Presented on March 27 in Pristina under the Media Integrity and Disinformation Watch project, supported by the British Embassy in Kosovo, the conference brought together policymakers, media professionals and researchers to confront the scale and complexity of the issue.
At the centre of the event were two reports: Mapping Disinformation: Russian and Serbian Narratives in the Media and Social Networks in Kosovo and The Unstandardized Fight Against Disinformation: A Needs Analysis for Legal and Strategic Changes. Together, their key findings show that disinformation targeting Kosovo is not random, but structured, persistent, and strategically driven.
The Mapping Disinformation report finds that misleading narratives, largely originating from Russian and Serbian sources, are designed to exploit interethnic tensions, fuel insecurity and gradually undermine social cohesion. These narratives circulate across television, online media and platforms like Telegram, increasingly powered by artificial intelligence to scale their reach and adapt across languages. Global crises are routinely repurposed to reinforce false claims, while parts of the local media amplify the problem by republishing questionable sources. The influence landscape is also widening, with actors like China stepping in through Albanian-language content. All of this is compounded by structural weaknesses, limited transparency in media funding, weak editorial controls, and low institutional capacity, creating fertile ground for disinformation to spread.
The legal analysis shows that while Kosovo’s legislation was once aligned with EU standards, it has since fallen behind, particularly in regulating digital platforms and ensuring media accountability. The absence of a national strategy, combined with poor institutional coordination, has resulted in a reactive rather than preventive approach. Public officials and media professionals often lack the tools and clarity needed to respond effectively, while opaque media ownership and weak cooperation with global platforms further delay action against harmful content.
The reports were presented by Kreshnik Gashi, editor-in-chief at Kallxo.com and Visar Prebeza, editor at Krypomerti who emphasized the cyclical nature of disinformation. Gashi noted that much of the content reaching Kosovo audiences originates from Russian state-linked media, only to be republished or adapted locally. Prebeza added that the Kremlin maintains a steady interest in daily developments in Kosovo, consistently reframing them through a disinformation lens.
Labinot Leposhtica, Head of the Legal Office and Court Monitoring Coordinator at BIRN Kosovo, stressed that transparency in media ownership, financing, and advertising is critical to safeguarding the integrity of public information, warning that without it, accountability remains largely superficial.
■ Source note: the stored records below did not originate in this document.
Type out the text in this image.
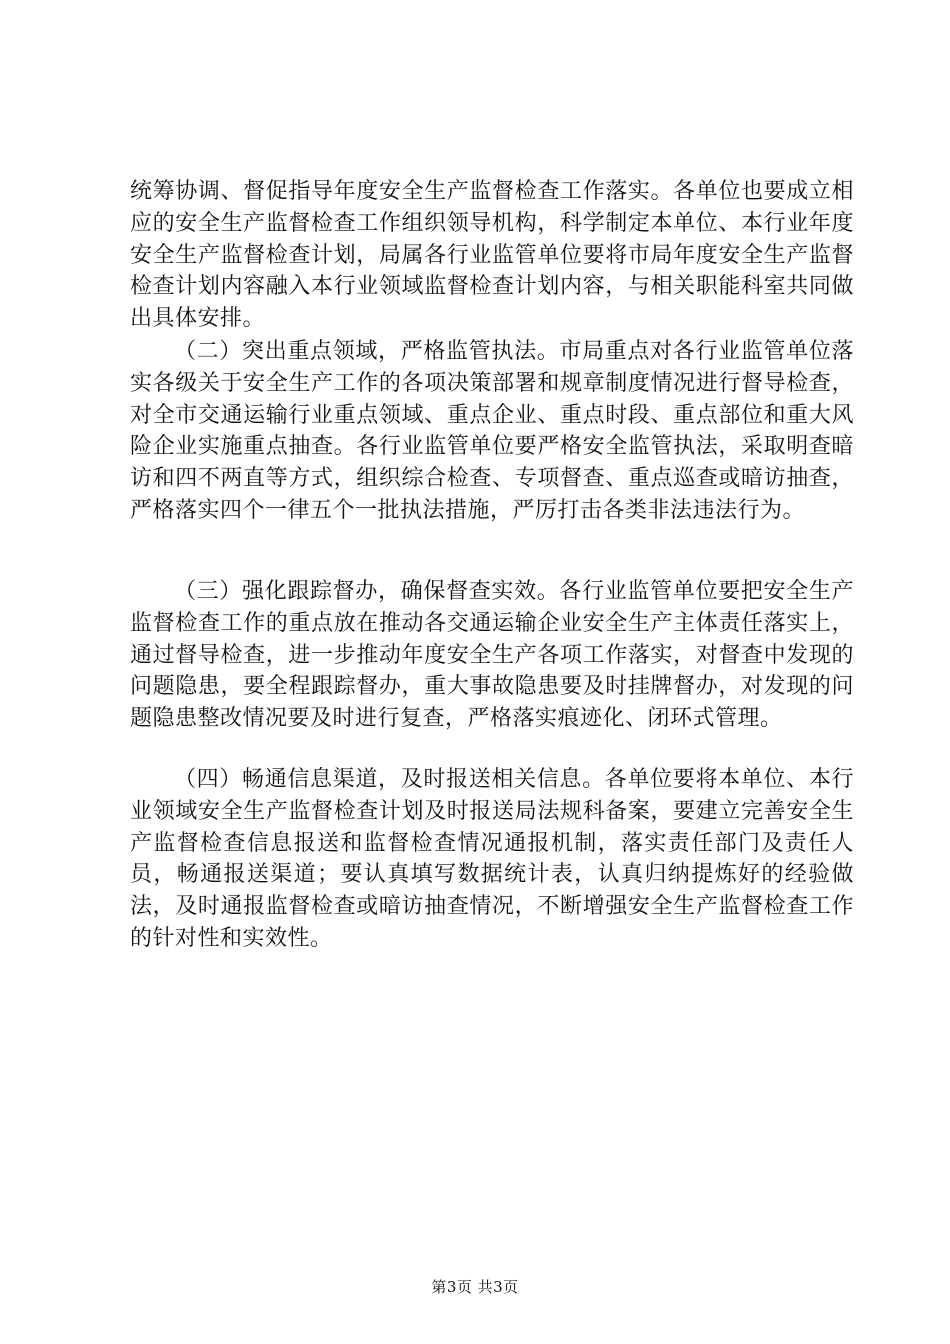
统筹协调、督促指导年度安全生产监督检查工作落实。各单位也要成立相应的安全生产监督检查工作组织领导机构，科学制定本单位、本行业年度安全生产监督检查计划，局属各行业监管单位要将市局年度安全生产监督检查计划内容融入本行业领域监督检查计划内容，与相关职能科室共同做出具体安排。

（二）突出重点领域，严格监管执法。市局重点对各行业监管单位落实各级关于安全生产工作的各项决策部署和规章制度情况进行督导检查，对全市交通运输行业重点领域、重点企业、重点时段、重点部位和重大风险企业实施重点抽查。各行业监管单位要严格安全监管执法，采取明查暗访和四不两直等方式，组织综合检查、专项督查、重点巡查或暗访抽查，严格落实四个一律五个一批执法措施，严厉打击各类非法违法行为。

（三）强化跟踪督办，确保督查实效。各行业监管单位要把安全生产监督检查工作的重点放在推动各交通运输企业安全生产主体责任落实上，通过督导检查，进一步推动年度安全生产各项工作落实，对督查中发现的问题隐患，要全程跟踪督办，重大事故隐患要及时挂牌督办，对发现的问题隐患整改情况要及时进行复查，严格落实痕迹化、闭环式管理。

（四）畅通信息渠道，及时报送相关信息。各单位要将本单位、本行业领域安全生产监督检查计划及时报送局法规科备案，要建立完善安全生产监督检查信息报送和监督检查情况通报机制，落实责任部门及责任人员，畅通报送渠道；要认真填写数据统计表，认真归纳提炼好的经验做法，及时通报监督检查或暗访抽查情况，不断增强安全生产监督检查工作的针对性和实效性。

第3页 共3页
Addressing the conference, British Ambassador Jonathan Hargreaves highlighted how disinformation is becoming increasingly difficult to detect, particularly with the rise of AI-generated content. He warned that such narratives deliberately target social cohesion, interethnic relations, trust in elections and the credibility of Kosovo’s still-consolidating institutions, slowly eroding stability through continuous and subtle pressure.
Albulena Haxhiu, Speaker of the Kosovo Parliament, said that in today’s fragmented and often unregulated media environment, disinformation is no longer accidental but carefully planned and strategically distributed across multiple channels, frequently without clear authorship or accountability. In such conditions, she noted, institutional responses remain scattered, uncoordinated, and ultimately insufficient.
This conference gathered representatives from Kosovo’s parliament, legal officers, representatives from security and justice institutions, media and civil society. In total, there were 54 participants, 27 women and 27 men.